Matlack kept the ball.
“There’s no dent in it,” he said, laughing. “The ball is my only proof. I don’t have any mark on my head. I point to my forehead and say that’s where I got hit. But now, nobody believes me.”
So there it was. Frustration boiling over in black-and-white: Matlack is ‘fed up,’ wants to be traded read the headline on May 11, 1977.
A cold spring rain fell on Flushing. The Mets-Padres game was postponed. It was perfect opportunity for Matlack to speak face-to-face with GM Joe McDonald.
The Mets had lost six of their last seven games and were mired in last place. Dave Kingman and Tom Seaver, the team’s leaders had already gone public, frustrated with management’s decision not to embrace free agency.
“I’m no rebel,” Matlack told the New York Times, “and this has nothing to do with the guys I’m playing with. This has to do with the way the club is being run and promises that were made to me that it would be run better.”

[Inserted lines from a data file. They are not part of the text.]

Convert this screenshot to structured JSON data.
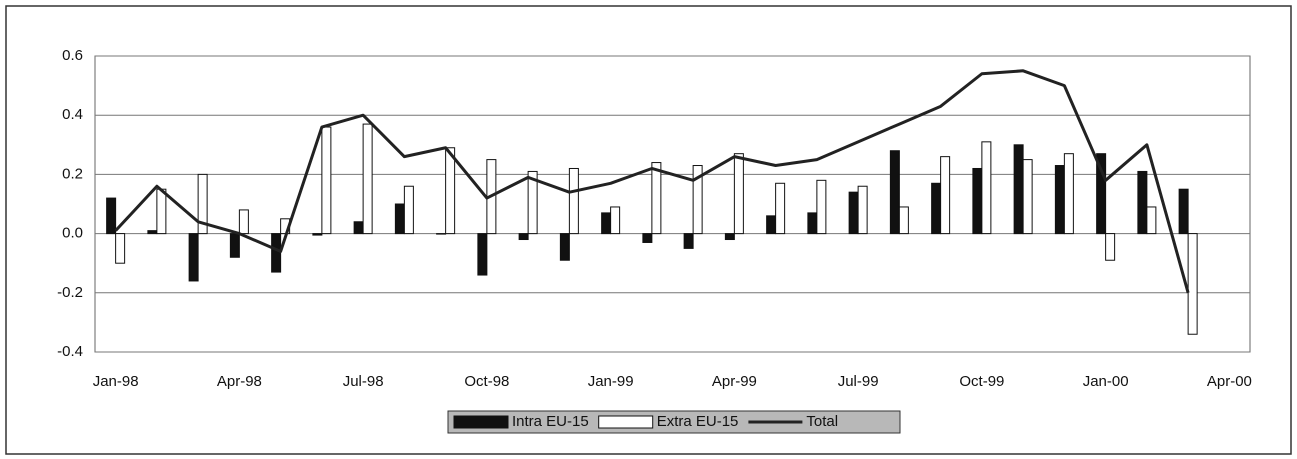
{
  "chart_data": {
    "type": "bar_line",
    "categories": [
      "Jan-98",
      null,
      null,
      "Apr-98",
      null,
      null,
      "Jul-98",
      null,
      null,
      "Oct-98",
      null,
      null,
      "Jan-99",
      null,
      null,
      "Apr-99",
      null,
      null,
      "Jul-99",
      null,
      null,
      "Oct-99",
      null,
      null,
      "Jan-00",
      null,
      null,
      "Apr-00"
    ],
    "series": [
      {
        "name": "Intra EU-15",
        "kind": "bar",
        "color": "#111111",
        "values": [
          0.12,
          0.01,
          -0.16,
          -0.08,
          -0.13,
          -0.005,
          0.04,
          0.1,
          0.0,
          -0.14,
          -0.02,
          -0.09,
          0.07,
          -0.03,
          -0.05,
          -0.02,
          0.06,
          0.07,
          0.14,
          0.28,
          0.17,
          0.22,
          0.3,
          0.23,
          0.27,
          0.21,
          0.15,
          null
        ]
      },
      {
        "name": "Extra EU-15",
        "kind": "bar",
        "color": "#ffffff",
        "values": [
          -0.1,
          0.15,
          0.2,
          0.08,
          0.05,
          0.36,
          0.37,
          0.16,
          0.29,
          0.25,
          0.21,
          0.22,
          0.09,
          0.24,
          0.23,
          0.27,
          0.17,
          0.18,
          0.16,
          0.09,
          0.26,
          0.31,
          0.25,
          0.27,
          -0.09,
          0.09,
          -0.34,
          null
        ]
      },
      {
        "name": "Total",
        "kind": "line",
        "color": "#222222",
        "values": [
          0.01,
          0.16,
          0.04,
          0.0,
          -0.06,
          0.36,
          0.4,
          0.26,
          0.29,
          0.12,
          0.19,
          0.14,
          0.17,
          0.22,
          0.18,
          0.26,
          0.23,
          0.25,
          0.31,
          0.37,
          0.43,
          0.54,
          0.55,
          0.5,
          0.18,
          0.3,
          -0.2,
          null
        ]
      }
    ],
    "ylim": [
      -0.4,
      0.6
    ],
    "yticks": [
      {
        "value": -0.4,
        "label": "-0.4"
      },
      {
        "value": -0.2,
        "label": "-0.2"
      },
      {
        "value": 0,
        "label": "0.0"
      },
      0.2,
      0.4,
      0.6
    ],
    "grid": true,
    "legend": "bottom"
  }
}
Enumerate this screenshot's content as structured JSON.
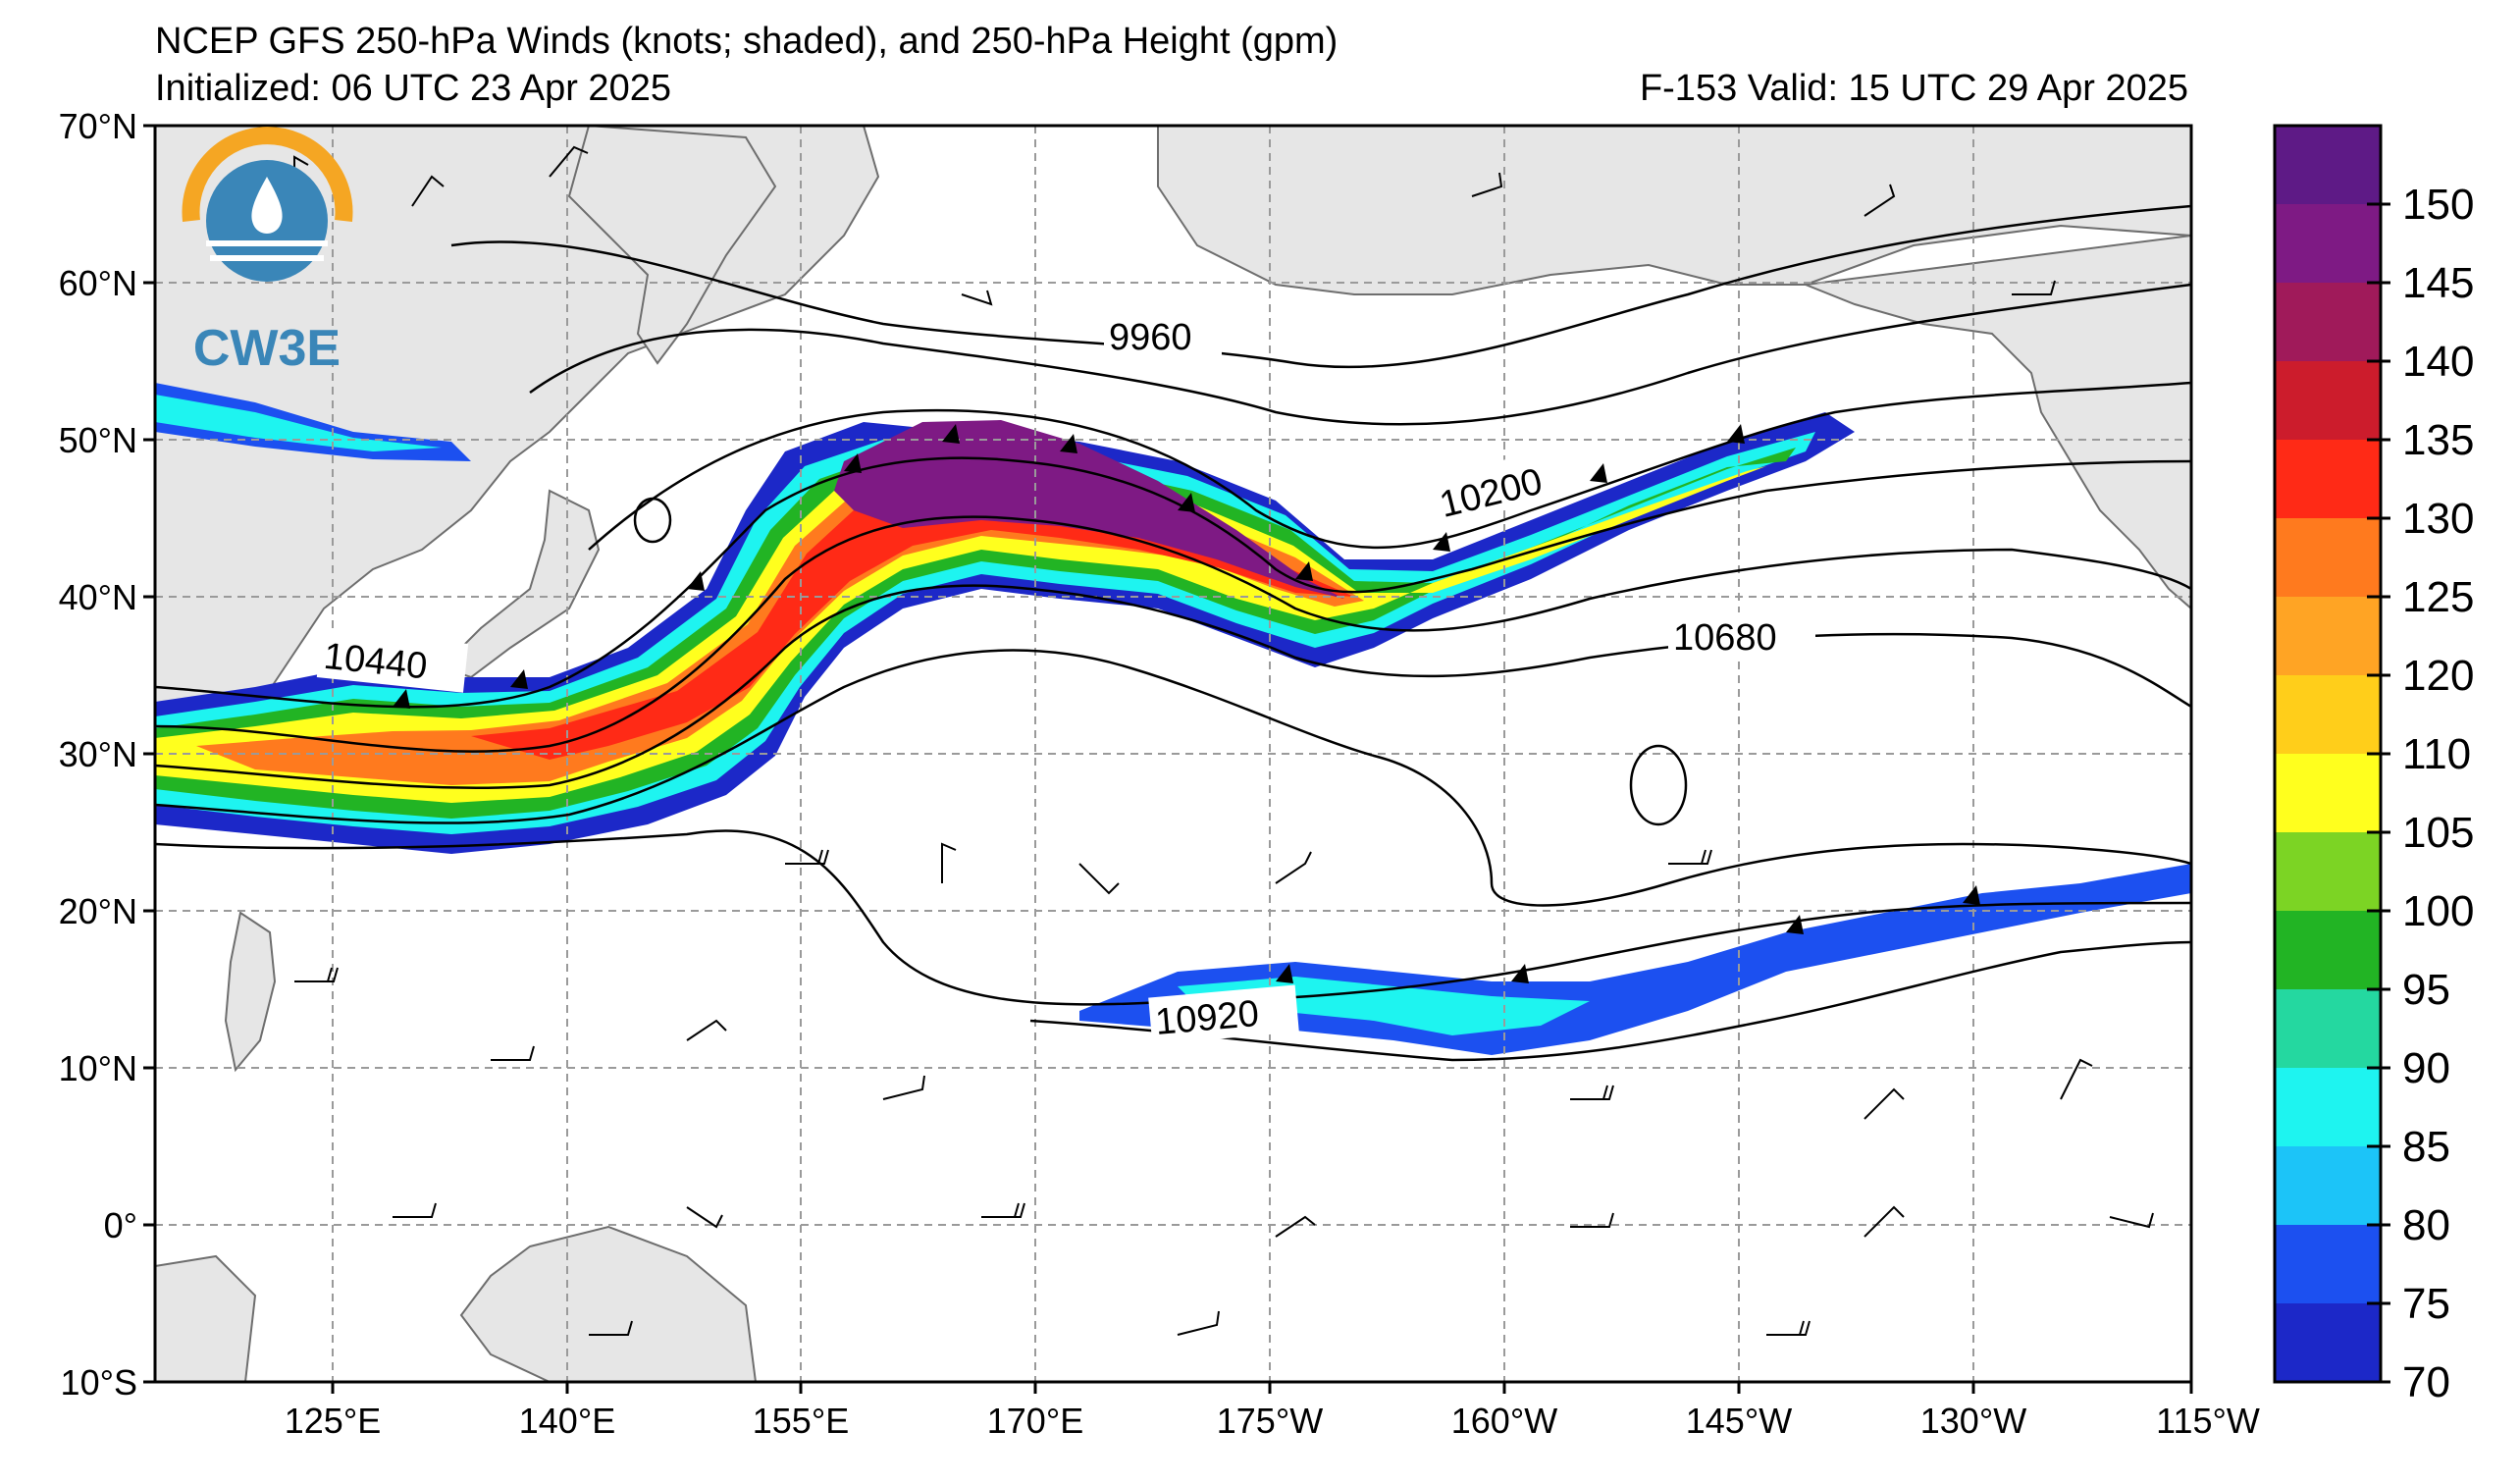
{
  "header": {
    "title": "NCEP GFS 250-hPa Winds (knots; shaded), and 250-hPa Height (gpm)",
    "initialized": "Initialized: 06 UTC 23 Apr 2025",
    "valid": "F-153  Valid: 15 UTC 29 Apr 2025"
  },
  "logo": {
    "text": "CW3E",
    "color": "#3a86b8",
    "ring_color": "#f5a623"
  },
  "map": {
    "lon_labels": [
      "125°E",
      "140°E",
      "155°E",
      "170°E",
      "175°W",
      "160°W",
      "145°W",
      "130°W",
      "115°W"
    ],
    "lat_labels": [
      "70°N",
      "60°N",
      "50°N",
      "40°N",
      "30°N",
      "20°N",
      "10°N",
      "0°",
      "10°S"
    ],
    "land_color": "#e6e6e6",
    "grid_color": "#9a9a9a"
  },
  "contours": {
    "labels": [
      "9960",
      "10200",
      "10440",
      "10680",
      "10920"
    ]
  },
  "colorbar": {
    "ticks": [
      "150",
      "145",
      "140",
      "135",
      "130",
      "125",
      "120",
      "110",
      "105",
      "100",
      "95",
      "90",
      "85",
      "80",
      "75",
      "70"
    ],
    "colors": [
      "#5e1a86",
      "#7e1a84",
      "#a01a5a",
      "#cc1c2c",
      "#ff2a16",
      "#ff7a1e",
      "#ffa424",
      "#ffce1a",
      "#ffff1e",
      "#7cd424",
      "#22b424",
      "#24d8a0",
      "#1ef4f0",
      "#1cc4f8",
      "#1c50f0",
      "#1c28c8"
    ]
  }
}
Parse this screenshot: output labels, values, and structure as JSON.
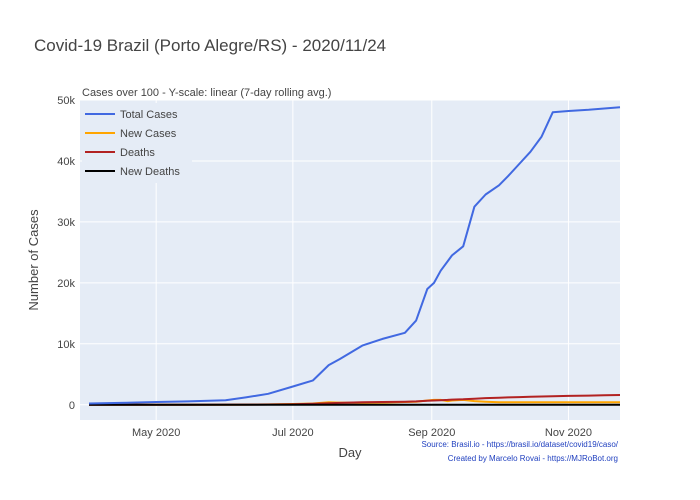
{
  "chart_data": {
    "type": "line",
    "title": "Covid-19 Brazil (Porto Alegre/RS) - 2020/11/24",
    "subtitle": "Cases over 100 - Y-scale: linear (7-day rolling avg.)",
    "xlabel": "Day",
    "ylabel": "Number of Cases",
    "x_ticks": [
      "May 2020",
      "Jul 2020",
      "Sep 2020",
      "Nov 2020"
    ],
    "y_ticks": [
      "0",
      "10k",
      "20k",
      "30k",
      "40k",
      "50k"
    ],
    "ylim": [
      -2500,
      50000
    ],
    "grid": true,
    "legend_position": "top-left",
    "x": [
      "2020-04-01",
      "2020-04-15",
      "2020-05-01",
      "2020-05-15",
      "2020-06-01",
      "2020-06-10",
      "2020-06-15",
      "2020-06-20",
      "2020-07-01",
      "2020-07-10",
      "2020-07-17",
      "2020-07-22",
      "2020-08-01",
      "2020-08-10",
      "2020-08-20",
      "2020-08-25",
      "2020-08-30",
      "2020-09-02",
      "2020-09-05",
      "2020-09-08",
      "2020-09-10",
      "2020-09-15",
      "2020-09-20",
      "2020-09-25",
      "2020-10-01",
      "2020-10-05",
      "2020-10-10",
      "2020-10-15",
      "2020-10-20",
      "2020-10-25",
      "2020-11-01",
      "2020-11-10",
      "2020-11-17",
      "2020-11-24"
    ],
    "series": [
      {
        "name": "Total Cases",
        "color": "#4169e1",
        "values": [
          200,
          300,
          450,
          550,
          750,
          1200,
          1500,
          1800,
          3000,
          4000,
          6500,
          7500,
          9700,
          10800,
          11800,
          13800,
          19000,
          20000,
          22000,
          23500,
          24500,
          26000,
          32500,
          34500,
          36000,
          37500,
          39500,
          41500,
          44000,
          48000,
          48200,
          48400,
          48600,
          48800
        ]
      },
      {
        "name": "New Cases",
        "color": "#ffa500",
        "values": [
          5,
          6,
          8,
          10,
          15,
          25,
          40,
          60,
          120,
          200,
          400,
          350,
          300,
          350,
          450,
          500,
          700,
          800,
          800,
          600,
          700,
          800,
          600,
          500,
          400,
          400,
          400,
          400,
          400,
          400,
          400,
          400,
          400,
          400
        ]
      },
      {
        "name": "Deaths",
        "color": "#b22222",
        "values": [
          5,
          8,
          12,
          16,
          20,
          25,
          30,
          40,
          80,
          150,
          250,
          300,
          400,
          450,
          500,
          550,
          650,
          700,
          750,
          800,
          850,
          900,
          1000,
          1100,
          1150,
          1200,
          1250,
          1300,
          1350,
          1400,
          1450,
          1500,
          1550,
          1600
        ]
      },
      {
        "name": "New Deaths",
        "color": "#000000",
        "values": [
          0,
          0,
          0,
          0,
          0,
          1,
          1,
          1,
          2,
          3,
          5,
          6,
          8,
          8,
          9,
          9,
          10,
          10,
          10,
          10,
          10,
          10,
          10,
          10,
          10,
          10,
          10,
          10,
          10,
          10,
          10,
          10,
          10,
          10
        ]
      }
    ],
    "source_lines": [
      "Source: Brasil.io - https://brasil.io/dataset/covid19/caso/",
      "Created by Marcelo Rovai - https://MJRoBot.org"
    ],
    "colors": {
      "plot_bg": "#e5ecf6",
      "grid": "#ffffff",
      "text": "#444444",
      "source": "#1f3fbf"
    }
  }
}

Matlack confessed he was “fed up” with the “people not trying hard enough to win.” He asked the team to trade him.
“I walked in there with the intention of being traded,” said Matlack. “I thought we had a great pitching staff and could have a good club … Based on what Joe McDonald told me, and Don Grant too. So I signed for three years. Well, the time is now – the promises haven’t been kept and I don’t appreciate being snowed.”
Matlack spent over an hour with McDonald and, for the second time in six months, asked to be traded.
McDonald said “he didn’t want it to come to this.”
“It already has come to this,” Matlack replied.
Matlack meant business. He called the players union and asked if he could “demand” a trade. McDonald said he would relay Matlack’s message to management and “see what could be done.”
It took six months, but Matlack got his wish. On December 8, 1977 the Mets, Texas Rangers, Pittsburgh Pirates and Atlanta Braves pulled off an 11-player deal.
The Mets shipped Matlack to Texas and first baseman John Milner to the Pittsburgh. In return, the Mets obtained first baseman Willie Montanez, outfielder Tom Grieve and a player to be named later.
Seaver. Gone. Kingman. Gone. Matlack. Gone. The Mets confessed, “we are rebuilding.”
Matlack sprinted across the grass in Pompano Beach, Florida, the home of the Texas Rangers spring camp in 1978. It was an odd sight. Mets fans felt a pit in their collective stomachs when they saw Matlack wearing a cap with a capital “T” in bold red on it. The same feeling they had when Seaver put on a Reds uniform.
“It’s probably the best thing that ever happened to me,” said Matlack. “This is a professional organization full of professionals, run by professionals.”
Matlack talked to Seaver after the trade. “He said you might look at that organization and think it may not be what it should be, but the further away you get from it, the worse it’s going to look,” said Matlack.
“I completely can not understand it,” said Matlack. “There’s no way I can fathom how, when I was in the minor leagues, they had the best system, the best talent. When I came to the major leagues, we had the nucleus of a dynasty, with our pitching and defense, we went from the best baseball city in the country to an absolute joke.”